Solve sin(3x)dx+2ycos^3(3x)dy=0 using the separable method

$\sin(3x)dx + 2y\cos^3(3x)dy = 0$

To solve this using the separable method, we can rearrange the terms:

$\sin(3x)dx = -2y\cos^3(3x)dy$

Dividing both sides by $\cos^3(3x)$ , we get:

$\frac{\sin(3x)}{\cos^3(3x)}dx = -2ydy$

To integrate the left-hand side, we can use u-substitution:

Let $u = cos(3x)$ , then $du/dx = -sin(3x)$ and $dx = \frac{du}{-3sin(3x)}$ .
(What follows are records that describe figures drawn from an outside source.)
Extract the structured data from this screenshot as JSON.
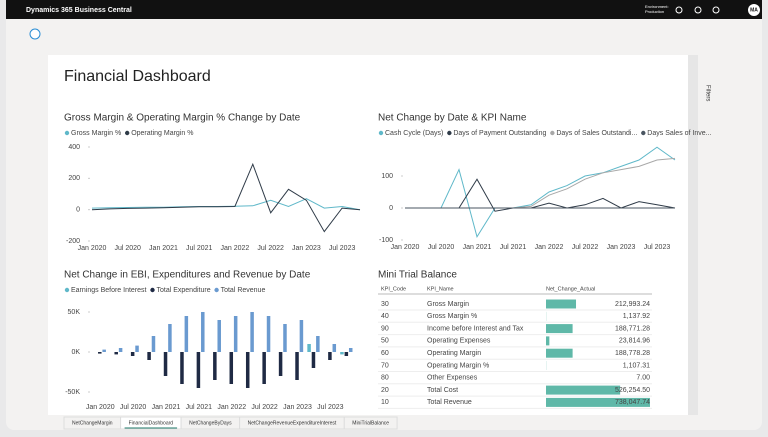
{
  "app": {
    "title": "Dynamics 365 Business Central",
    "environment": "Environment:",
    "environment_name": "Production",
    "user_initials": "MA"
  },
  "page": {
    "title": "Financial Dashboard",
    "filters": "Filters",
    "tabs": [
      "NetChangeMargin",
      "FinancialDashboard",
      "NetChangeByDays",
      "NetChangeRevenueExpenditureInterest",
      "MiniTrialBalance"
    ],
    "active_tab": 1
  },
  "chart_data": [
    {
      "type": "line",
      "title": "Gross Margin & Operating Margin % Change by Date",
      "legend": "top",
      "categories": [
        "Jan 2020",
        null,
        "Jul 2020",
        null,
        "Jan 2021",
        null,
        "Jul 2021",
        null,
        "Jan 2022",
        null,
        "Jul 2022",
        null,
        "Jan 2023",
        null,
        "Jul 2023",
        null
      ],
      "series": [
        {
          "name": "Gross Margin %",
          "color": "#5fb8c9",
          "values": [
            10,
            12,
            14,
            15,
            16,
            18,
            20,
            20,
            22,
            25,
            60,
            20,
            70,
            10,
            20,
            0
          ]
        },
        {
          "name": "Operating Margin %",
          "color": "#2f3b48",
          "values": [
            0,
            5,
            8,
            10,
            12,
            15,
            18,
            18,
            20,
            290,
            -20,
            130,
            60,
            -140,
            10,
            0
          ]
        }
      ],
      "ylim": [
        -200,
        400
      ],
      "yticks": [
        -200,
        0,
        200,
        400
      ],
      "grid": false
    },
    {
      "type": "line",
      "title": "Net Change by Date & KPI Name",
      "legend": "top",
      "categories": [
        "Jan 2020",
        null,
        "Jul 2020",
        null,
        "Jan 2021",
        null,
        "Jul 2021",
        null,
        "Jan 2022",
        null,
        "Jul 2022",
        null,
        "Jan 2023",
        null,
        "Jul 2023",
        null
      ],
      "series": [
        {
          "name": "Cash Cycle (Days)",
          "color": "#5fb8c9",
          "values": [
            0,
            0,
            0,
            120,
            -90,
            0,
            0,
            10,
            50,
            70,
            100,
            110,
            130,
            150,
            190,
            150
          ]
        },
        {
          "name": "Days of Payment Outstanding",
          "color": "#2f3b48",
          "values": [
            0,
            0,
            0,
            0,
            90,
            -10,
            0,
            0,
            15,
            0,
            10,
            30,
            0,
            20,
            10,
            0
          ]
        },
        {
          "name": "Days of Sales Outstandi...",
          "color": "#a8a8a8",
          "values": [
            0,
            0,
            0,
            0,
            0,
            0,
            0,
            5,
            40,
            60,
            90,
            110,
            120,
            130,
            150,
            155
          ]
        },
        {
          "name": "Days Sales of Inve...",
          "color": "#4a5561",
          "values": [
            0,
            0,
            0,
            0,
            0,
            0,
            0,
            0,
            0,
            0,
            0,
            0,
            0,
            0,
            0,
            0
          ]
        }
      ],
      "ylim": [
        -100,
        200
      ],
      "yticks": [
        -100,
        0,
        100
      ],
      "grid": false
    },
    {
      "type": "bar",
      "title": "Net Change in EBI, Expenditures and Revenue by Date",
      "legend": "top",
      "categories": [
        "Jan 2020",
        null,
        "Jul 2020",
        null,
        "Jan 2021",
        null,
        "Jul 2021",
        null,
        "Jan 2022",
        null,
        "Jul 2022",
        null,
        "Jan 2023",
        null,
        "Jul 2023",
        null
      ],
      "series": [
        {
          "name": "Earnings Before Interest",
          "color": "#5fb8c9",
          "values": [
            0,
            0,
            0,
            0,
            0,
            0,
            0,
            0,
            0,
            0,
            0,
            0,
            0,
            10000,
            0,
            -3000
          ]
        },
        {
          "name": "Total Expenditure",
          "color": "#1f2a44",
          "values": [
            -2000,
            -3000,
            -5000,
            -10000,
            -30000,
            -40000,
            -45000,
            -35000,
            -40000,
            -45000,
            -40000,
            -30000,
            -35000,
            -20000,
            -10000,
            -5000
          ]
        },
        {
          "name": "Total Revenue",
          "color": "#6a9ad0",
          "values": [
            3000,
            5000,
            8000,
            20000,
            35000,
            45000,
            50000,
            40000,
            45000,
            50000,
            45000,
            35000,
            40000,
            20000,
            10000,
            5000
          ]
        }
      ],
      "ylim": [
        -60000,
        60000
      ],
      "yticks": [
        {
          "value": -50000,
          "label": "-50K"
        },
        {
          "value": 0,
          "label": "0K"
        },
        {
          "value": 50000,
          "label": "50K"
        }
      ],
      "grid": false
    }
  ],
  "table": {
    "title": "Mini Trial Balance",
    "bar_color": "#5fb8a8",
    "columns": [
      "KPI_Code",
      "KPI_Name",
      "Net_Change_Actual"
    ],
    "rows": [
      {
        "code": "30",
        "name": "Gross Margin",
        "value": 212993.24,
        "value_label": "212,993.24"
      },
      {
        "code": "40",
        "name": "Gross Margin %",
        "value": 1137.92,
        "value_label": "1,137.92"
      },
      {
        "code": "90",
        "name": "Income before Interest and Tax",
        "value": 188771.28,
        "value_label": "188,771.28"
      },
      {
        "code": "50",
        "name": "Operating Expenses",
        "value": 23814.96,
        "value_label": "23,814.96"
      },
      {
        "code": "60",
        "name": "Operating Margin",
        "value": 188778.28,
        "value_label": "188,778.28"
      },
      {
        "code": "70",
        "name": "Operating Margin %",
        "value": 1107.31,
        "value_label": "1,107.31"
      },
      {
        "code": "80",
        "name": "Other Expenses",
        "value": 7.0,
        "value_label": "7.00"
      },
      {
        "code": "20",
        "name": "Total Cost",
        "value": 526254.5,
        "value_label": "526,254.50"
      },
      {
        "code": "10",
        "name": "Total Revenue",
        "value": 738047.74,
        "value_label": "738,047.74"
      }
    ]
  }
}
Using trigonometric identities, we can simplify the left-hand side:

$\frac{-sin(3x))}{u^3}.\frac{du}{-3sin(3x))} = 2ydy$

Now, let’s integrate both sides with respect to their respective variables:

$\int \frac{-sin(3x))}{u^3}.\frac{du}{-3sin(3x))} = \int 2ydy$

Substituting in the integral, we get:

$-\frac{1}{6} u^{-2}+C = y^2$

where $C$ is the constant of integration.

By replacing the value of $u=cos(3x)$ , we can simplify the equation as:

$-\frac{1}{6} cos(3x)^{-2}+ C = y^2$

Therefore, the general solution to the differential equation is:

$y=\sqrt{\frac{-1}{6\cos^2(3x}+C}$

where $C$ is the constant of integration.